Bell v. Whitehead Bros.

39 N.Y.S. 434 | N.Y. App. Div. | 1896

Herrick, J.:

This is an appeal from an order denying a motion of the defendant to change the place of trial from the county of Greene to the county of Saratoga. The motion was made upon two grounds: Ewst, that the county of Saratoga was the proper county, and, second, for the convenience of witnesses.

The complaint alleges that the plaintiff owned a quantity of moulding sand, situate in the town of Clifton Park, Saratoga county; that the defendant, by its officers, servants, agents and employees, wrongfully took a large quantity of such sand from where it lay and shipped it to New York city, and there sold it, and converted the proceeds to its own use and benefit, and asks damages from the defendant for such conversion.

The answer consists of a denial and an allegation that the defendant is the owner of the sand, and, therefore, rightfully in possession of it. The áffidavits disclose that the plaintiff claims to have purchased, by written contract, of one Miller, the owner of a farm in Clifton Park, Saratoga county, “ all the moulding sand upon that parcel of land owned by said Miller, bounded on the south and west *557by the farm of Granáis Yischer; ” that such parcel of land contained about thirteen acres.

The defendant in the affidavits used in its behalf denies that any of the sand that it took was any portion of that sold by Miller to the plaintiff. It will be observed that the taking of the sand was in Saratoga county; both the parties swear to about an equal number of witnesses; all of the defendant’s witnesses are said to reside in the town of Clifton Park, Saratoga county, where the farm in question is situated; the plaintiff’s witnesses are alleged, some of them to reside in Greene county, some in Albany county and one on Long Island.

Assuming for the purposes of this motion that the plaintiff’s witnesses who are not residents of Saratoga county are equal in number to those of the defendant who are residents therein, it seems to me that, in accordance with previous decisions of this court, the place of trial should be changed to the county of Saratoga, where the transactions took place which are the foundation for this action. (Murray v. Minier, 16 Wkly. Dig. 117; Zeller v. Powell, 17 id. 499; Maynard v. Chase, 30 N. Y. St. Repr. 348 ; Smith v. Mack, 70 Hun, 517.)

The plaintiff, however, makes the objection that the defendant’3 moving affidavit is defective, in that it does not disclose upon what it founds its alleged expectation that the witnesses named by it will testify to the facts it alleges it expects to prove by them.

The moving affidavit on the part of the defendant states what it expects to prove by each of the several persons named by it, but does not show any reason for such expectation, or any facts from which it can be inferred that such expectations are well founded, except as to certain witnesses whom it states were in the employ of the defendant, from whence it possibly might be inferred that they were the ones engaged in taking the sand in question, and knew where they took it from.

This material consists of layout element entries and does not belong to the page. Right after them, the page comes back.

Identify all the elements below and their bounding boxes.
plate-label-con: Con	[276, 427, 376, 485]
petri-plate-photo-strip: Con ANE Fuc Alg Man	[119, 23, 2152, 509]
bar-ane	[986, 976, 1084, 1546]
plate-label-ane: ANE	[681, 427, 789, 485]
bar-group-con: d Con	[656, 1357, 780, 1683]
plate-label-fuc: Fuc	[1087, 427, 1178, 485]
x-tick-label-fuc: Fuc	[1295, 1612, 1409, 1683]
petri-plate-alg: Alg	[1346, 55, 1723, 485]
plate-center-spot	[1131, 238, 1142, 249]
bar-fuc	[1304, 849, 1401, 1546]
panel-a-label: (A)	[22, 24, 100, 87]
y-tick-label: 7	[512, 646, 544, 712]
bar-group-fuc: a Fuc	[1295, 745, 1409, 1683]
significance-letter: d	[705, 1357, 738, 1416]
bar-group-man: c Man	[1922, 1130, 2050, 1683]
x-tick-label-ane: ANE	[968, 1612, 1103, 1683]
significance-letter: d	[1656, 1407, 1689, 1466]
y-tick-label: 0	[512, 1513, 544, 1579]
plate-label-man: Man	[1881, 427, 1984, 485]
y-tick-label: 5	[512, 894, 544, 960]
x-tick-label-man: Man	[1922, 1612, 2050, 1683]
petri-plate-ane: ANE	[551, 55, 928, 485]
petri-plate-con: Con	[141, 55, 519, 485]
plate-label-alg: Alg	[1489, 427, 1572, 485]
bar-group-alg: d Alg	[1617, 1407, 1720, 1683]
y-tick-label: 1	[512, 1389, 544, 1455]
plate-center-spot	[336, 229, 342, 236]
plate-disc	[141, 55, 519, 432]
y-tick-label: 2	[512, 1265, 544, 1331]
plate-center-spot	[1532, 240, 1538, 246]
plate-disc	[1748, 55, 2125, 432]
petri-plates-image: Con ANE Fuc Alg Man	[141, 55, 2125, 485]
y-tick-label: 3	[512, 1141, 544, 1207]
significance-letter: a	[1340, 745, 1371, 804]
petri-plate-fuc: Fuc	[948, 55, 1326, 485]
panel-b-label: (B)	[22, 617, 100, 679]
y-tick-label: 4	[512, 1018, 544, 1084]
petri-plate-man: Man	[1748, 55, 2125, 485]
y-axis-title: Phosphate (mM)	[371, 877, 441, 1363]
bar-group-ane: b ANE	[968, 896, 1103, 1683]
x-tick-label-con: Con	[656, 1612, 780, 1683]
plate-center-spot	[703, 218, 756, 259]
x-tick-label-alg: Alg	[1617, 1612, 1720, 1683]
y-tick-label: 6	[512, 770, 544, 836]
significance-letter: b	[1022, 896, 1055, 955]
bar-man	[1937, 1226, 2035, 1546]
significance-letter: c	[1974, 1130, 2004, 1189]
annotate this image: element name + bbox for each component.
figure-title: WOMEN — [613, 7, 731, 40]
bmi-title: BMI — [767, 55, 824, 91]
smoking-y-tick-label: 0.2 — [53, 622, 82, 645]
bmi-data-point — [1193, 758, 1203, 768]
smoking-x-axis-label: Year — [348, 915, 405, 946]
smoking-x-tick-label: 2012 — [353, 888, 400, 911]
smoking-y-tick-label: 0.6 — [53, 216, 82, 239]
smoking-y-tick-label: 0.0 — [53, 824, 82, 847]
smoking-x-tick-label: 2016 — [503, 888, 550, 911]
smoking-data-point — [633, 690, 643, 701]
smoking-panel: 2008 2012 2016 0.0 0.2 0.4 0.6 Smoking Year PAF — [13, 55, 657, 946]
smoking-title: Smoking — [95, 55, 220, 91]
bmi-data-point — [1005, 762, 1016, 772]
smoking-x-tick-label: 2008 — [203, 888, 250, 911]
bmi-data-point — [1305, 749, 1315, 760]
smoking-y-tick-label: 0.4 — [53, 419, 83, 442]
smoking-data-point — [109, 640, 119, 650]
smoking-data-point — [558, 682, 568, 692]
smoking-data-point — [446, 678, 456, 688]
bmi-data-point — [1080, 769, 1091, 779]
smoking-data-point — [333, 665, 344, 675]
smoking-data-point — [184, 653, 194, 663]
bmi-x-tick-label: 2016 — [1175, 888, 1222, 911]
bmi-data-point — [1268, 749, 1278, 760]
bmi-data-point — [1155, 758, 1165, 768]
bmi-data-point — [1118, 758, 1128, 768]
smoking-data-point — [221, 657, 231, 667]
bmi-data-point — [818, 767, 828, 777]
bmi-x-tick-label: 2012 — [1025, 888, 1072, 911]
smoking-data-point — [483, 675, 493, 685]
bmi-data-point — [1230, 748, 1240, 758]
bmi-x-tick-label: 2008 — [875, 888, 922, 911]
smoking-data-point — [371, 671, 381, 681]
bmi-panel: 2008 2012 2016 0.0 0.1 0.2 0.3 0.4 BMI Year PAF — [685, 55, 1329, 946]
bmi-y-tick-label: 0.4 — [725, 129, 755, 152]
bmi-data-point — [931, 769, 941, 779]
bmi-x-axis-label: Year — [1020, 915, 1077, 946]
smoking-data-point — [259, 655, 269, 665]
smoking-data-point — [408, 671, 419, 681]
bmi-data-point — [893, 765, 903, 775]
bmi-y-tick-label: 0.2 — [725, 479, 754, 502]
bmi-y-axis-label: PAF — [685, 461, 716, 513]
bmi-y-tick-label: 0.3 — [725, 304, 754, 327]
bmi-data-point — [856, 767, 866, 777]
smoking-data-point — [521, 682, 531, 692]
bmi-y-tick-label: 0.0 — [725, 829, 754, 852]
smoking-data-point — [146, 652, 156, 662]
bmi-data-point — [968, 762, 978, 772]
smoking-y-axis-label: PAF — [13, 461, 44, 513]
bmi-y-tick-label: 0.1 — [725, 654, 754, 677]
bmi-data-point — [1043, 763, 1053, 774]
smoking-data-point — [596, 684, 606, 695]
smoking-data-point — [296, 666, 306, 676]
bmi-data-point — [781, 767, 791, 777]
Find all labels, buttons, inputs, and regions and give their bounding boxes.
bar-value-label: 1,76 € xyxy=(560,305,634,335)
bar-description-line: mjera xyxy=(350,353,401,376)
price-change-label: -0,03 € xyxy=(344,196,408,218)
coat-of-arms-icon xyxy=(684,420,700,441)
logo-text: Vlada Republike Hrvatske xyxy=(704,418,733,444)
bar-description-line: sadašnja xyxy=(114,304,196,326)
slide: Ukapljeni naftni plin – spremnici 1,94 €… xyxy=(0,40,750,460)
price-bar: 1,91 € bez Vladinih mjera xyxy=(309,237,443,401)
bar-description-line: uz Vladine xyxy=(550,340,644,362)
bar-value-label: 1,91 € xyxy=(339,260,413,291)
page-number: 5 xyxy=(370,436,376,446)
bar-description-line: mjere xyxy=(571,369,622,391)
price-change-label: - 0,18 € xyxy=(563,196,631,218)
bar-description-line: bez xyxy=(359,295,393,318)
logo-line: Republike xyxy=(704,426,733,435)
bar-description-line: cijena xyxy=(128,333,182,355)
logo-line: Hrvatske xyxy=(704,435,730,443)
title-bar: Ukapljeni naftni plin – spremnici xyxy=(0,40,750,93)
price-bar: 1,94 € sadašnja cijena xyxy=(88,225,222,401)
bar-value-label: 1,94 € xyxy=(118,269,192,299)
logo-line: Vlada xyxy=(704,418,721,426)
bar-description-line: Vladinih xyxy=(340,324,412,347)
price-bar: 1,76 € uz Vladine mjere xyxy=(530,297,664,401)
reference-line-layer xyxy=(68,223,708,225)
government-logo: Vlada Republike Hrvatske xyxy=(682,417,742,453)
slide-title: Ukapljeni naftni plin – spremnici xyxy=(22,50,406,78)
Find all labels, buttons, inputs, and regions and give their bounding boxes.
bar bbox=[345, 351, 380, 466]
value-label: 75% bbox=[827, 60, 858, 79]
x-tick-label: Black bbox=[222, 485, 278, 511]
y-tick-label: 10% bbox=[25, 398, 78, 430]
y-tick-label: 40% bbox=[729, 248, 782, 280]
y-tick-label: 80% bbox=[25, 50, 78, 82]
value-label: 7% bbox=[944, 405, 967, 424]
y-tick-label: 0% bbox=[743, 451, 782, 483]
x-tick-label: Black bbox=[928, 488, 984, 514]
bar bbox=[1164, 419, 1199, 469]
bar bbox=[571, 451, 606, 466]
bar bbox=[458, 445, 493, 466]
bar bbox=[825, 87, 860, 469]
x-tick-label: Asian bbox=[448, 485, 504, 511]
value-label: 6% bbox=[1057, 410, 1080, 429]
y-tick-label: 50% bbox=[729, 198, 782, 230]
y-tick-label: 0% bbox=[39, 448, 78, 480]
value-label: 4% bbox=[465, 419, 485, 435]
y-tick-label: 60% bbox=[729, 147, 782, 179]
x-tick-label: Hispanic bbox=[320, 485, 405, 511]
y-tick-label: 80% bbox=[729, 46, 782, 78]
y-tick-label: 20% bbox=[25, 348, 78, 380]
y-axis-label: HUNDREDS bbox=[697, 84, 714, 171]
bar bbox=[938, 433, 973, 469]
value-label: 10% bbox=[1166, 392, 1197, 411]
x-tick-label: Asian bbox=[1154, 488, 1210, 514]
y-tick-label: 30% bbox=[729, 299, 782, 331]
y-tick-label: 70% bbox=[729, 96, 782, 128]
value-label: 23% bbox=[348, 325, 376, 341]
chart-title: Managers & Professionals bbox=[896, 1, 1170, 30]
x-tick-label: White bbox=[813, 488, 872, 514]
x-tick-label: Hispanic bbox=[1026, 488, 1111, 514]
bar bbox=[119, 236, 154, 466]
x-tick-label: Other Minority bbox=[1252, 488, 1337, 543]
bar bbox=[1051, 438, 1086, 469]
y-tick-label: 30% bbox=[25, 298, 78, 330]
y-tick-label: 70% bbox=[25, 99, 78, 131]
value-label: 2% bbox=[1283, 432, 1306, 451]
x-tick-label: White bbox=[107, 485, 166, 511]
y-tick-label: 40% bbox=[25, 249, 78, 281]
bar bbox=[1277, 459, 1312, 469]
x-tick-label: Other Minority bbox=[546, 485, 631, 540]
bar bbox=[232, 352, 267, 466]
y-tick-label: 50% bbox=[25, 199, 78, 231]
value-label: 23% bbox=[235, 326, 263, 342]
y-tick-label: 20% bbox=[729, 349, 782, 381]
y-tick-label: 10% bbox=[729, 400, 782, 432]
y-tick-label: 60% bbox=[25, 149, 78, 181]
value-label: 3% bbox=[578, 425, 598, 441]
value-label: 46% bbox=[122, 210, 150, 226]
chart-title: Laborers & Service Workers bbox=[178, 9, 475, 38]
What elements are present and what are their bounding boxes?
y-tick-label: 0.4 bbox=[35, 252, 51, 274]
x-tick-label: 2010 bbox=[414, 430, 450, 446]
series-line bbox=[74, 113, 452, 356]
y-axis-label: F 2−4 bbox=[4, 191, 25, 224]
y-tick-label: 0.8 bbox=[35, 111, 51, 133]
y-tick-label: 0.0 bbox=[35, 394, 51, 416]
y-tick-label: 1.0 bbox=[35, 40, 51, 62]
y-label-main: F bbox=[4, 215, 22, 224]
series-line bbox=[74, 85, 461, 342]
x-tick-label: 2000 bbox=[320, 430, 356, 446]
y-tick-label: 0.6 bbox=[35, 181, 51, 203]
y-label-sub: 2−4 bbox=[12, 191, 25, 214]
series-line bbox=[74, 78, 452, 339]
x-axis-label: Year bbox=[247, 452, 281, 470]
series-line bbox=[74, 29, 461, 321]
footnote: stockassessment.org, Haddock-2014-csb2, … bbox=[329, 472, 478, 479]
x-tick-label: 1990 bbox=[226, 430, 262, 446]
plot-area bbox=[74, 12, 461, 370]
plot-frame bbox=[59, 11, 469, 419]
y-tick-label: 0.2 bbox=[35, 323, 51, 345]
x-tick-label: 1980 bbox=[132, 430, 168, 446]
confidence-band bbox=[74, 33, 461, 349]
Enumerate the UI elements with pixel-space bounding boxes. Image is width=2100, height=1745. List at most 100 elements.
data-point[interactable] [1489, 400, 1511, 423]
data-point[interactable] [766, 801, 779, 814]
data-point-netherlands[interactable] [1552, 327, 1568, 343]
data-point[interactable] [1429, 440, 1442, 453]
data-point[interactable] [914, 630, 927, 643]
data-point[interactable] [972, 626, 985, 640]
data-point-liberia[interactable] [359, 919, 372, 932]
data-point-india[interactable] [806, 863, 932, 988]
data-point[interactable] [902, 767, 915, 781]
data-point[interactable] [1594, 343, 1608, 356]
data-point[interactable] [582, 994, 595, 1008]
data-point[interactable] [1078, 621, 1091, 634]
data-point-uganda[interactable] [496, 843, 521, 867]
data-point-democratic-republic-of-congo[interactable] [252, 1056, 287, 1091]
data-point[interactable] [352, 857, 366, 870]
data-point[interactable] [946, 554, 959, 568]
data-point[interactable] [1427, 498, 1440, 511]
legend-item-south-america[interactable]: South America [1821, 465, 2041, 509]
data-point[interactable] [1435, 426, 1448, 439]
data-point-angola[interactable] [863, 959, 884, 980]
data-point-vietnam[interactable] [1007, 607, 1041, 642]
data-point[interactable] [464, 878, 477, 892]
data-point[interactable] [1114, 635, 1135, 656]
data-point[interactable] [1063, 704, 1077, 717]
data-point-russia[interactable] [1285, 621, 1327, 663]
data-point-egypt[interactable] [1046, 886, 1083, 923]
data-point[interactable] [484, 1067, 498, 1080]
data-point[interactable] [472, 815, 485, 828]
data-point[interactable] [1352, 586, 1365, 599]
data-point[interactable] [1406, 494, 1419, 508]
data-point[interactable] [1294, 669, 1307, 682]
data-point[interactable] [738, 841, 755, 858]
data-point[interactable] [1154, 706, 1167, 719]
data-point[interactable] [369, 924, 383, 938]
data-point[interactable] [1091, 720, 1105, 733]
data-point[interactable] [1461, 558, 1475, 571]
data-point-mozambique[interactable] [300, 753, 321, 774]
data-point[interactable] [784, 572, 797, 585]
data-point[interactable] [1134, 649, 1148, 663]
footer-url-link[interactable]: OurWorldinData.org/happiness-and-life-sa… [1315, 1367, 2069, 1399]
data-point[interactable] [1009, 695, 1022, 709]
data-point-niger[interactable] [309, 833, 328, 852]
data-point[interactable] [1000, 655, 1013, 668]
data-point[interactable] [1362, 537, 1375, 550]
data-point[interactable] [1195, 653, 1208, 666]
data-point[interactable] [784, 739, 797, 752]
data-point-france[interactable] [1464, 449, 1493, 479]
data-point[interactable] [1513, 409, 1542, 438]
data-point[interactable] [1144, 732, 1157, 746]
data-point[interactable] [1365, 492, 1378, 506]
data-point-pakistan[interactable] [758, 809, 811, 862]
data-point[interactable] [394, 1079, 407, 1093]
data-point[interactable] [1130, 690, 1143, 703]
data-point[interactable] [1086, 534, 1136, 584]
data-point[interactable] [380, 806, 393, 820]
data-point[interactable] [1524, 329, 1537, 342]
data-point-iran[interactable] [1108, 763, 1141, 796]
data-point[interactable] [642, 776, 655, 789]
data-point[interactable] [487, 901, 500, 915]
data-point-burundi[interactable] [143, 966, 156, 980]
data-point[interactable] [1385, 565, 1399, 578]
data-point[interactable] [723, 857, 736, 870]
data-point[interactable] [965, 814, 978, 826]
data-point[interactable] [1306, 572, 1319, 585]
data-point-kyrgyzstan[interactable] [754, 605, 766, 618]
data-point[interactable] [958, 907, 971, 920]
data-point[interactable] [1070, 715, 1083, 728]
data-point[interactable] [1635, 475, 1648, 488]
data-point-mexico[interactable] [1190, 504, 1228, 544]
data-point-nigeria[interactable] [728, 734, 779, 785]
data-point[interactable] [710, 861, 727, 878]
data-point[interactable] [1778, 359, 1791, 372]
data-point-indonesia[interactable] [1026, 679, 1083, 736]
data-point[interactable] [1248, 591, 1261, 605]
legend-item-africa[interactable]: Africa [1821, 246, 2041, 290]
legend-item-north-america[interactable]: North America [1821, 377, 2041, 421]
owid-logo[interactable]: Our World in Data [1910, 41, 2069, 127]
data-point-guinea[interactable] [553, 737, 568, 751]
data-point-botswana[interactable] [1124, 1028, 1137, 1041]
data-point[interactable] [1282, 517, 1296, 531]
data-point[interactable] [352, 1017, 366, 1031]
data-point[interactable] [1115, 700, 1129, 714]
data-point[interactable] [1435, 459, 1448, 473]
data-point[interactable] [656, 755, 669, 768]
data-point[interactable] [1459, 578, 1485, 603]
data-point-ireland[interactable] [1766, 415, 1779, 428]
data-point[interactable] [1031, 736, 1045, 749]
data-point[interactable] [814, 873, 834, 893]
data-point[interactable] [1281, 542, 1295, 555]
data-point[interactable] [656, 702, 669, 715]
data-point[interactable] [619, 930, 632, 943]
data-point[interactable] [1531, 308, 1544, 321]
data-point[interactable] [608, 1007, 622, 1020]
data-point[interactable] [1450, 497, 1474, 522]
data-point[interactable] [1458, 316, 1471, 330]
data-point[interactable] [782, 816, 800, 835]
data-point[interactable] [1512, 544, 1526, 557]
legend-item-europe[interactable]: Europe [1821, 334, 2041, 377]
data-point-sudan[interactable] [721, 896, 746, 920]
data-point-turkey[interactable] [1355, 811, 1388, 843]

The necessity of stating the reason or ground of the affiant’s expectation as to what the witnesses will testify to, has been held in the first department in Imgard v. Duffy (73 Hun, 255); Bushnell v. Durant (83 id. 32); Thurfjell v. Witherbee (70 id. 401); Tuska v. Wood (81 id. 79); and in the fifth department in Chapin v. Overin (72 id. 517); McPhail v. Ridout (83 id. 446); while *558in the third department it has been held there is no necessity of the affiant’s alleging what information he has which enables him to state that the several witnesses named will testify to the facts set forth in the affidavit. (Myers v. Vill. of Lansingburgh, 54 Hun, 623; Smith v. Mack, 70 id. 517.) In the fourth department, in the case of Gilbert v. Shortsville Cart Co. (15 N. Y. Supp. 316), it is to be inferred from the prevailing opinion that, while the absence of a statement of the reason for the affiant’s expectations would not, perhaps, be regarded as a fatal defect, it would be considered as a circumstance in determining the merits of the motion.

The defendant has conformed to the practice that has existed in its district for many years, and should not be defeated for following it now.

The question is one of practice, and one which should be the same in all the departments of the State, but we do not feel prepared at present to depart from the rule that has heretofore prevailed in that portion of the present third department which constituted the former third department and now constitutes the major part of the present third department, yet we are inclined to think that while, perhaps, it is not a fatal defect to omit to state the grounds or reasons for the affiant’s expectation that the witnesses named by him will testify to the facts he alleges he expects to prove by them, still it is better practice to do so) and the failure of the affiant to make such statement may be taken into consideration by the court in passing upon the merits of the motion.

The order should be reversed, with ten dollars costs and disbursements, and the motion granted, with ten dollars costs to abide the event of the action.

All concurred.

Order reversed, with ten dollars costs and disbursements, and motion granted, with ten dollars costs to abide the event of the action.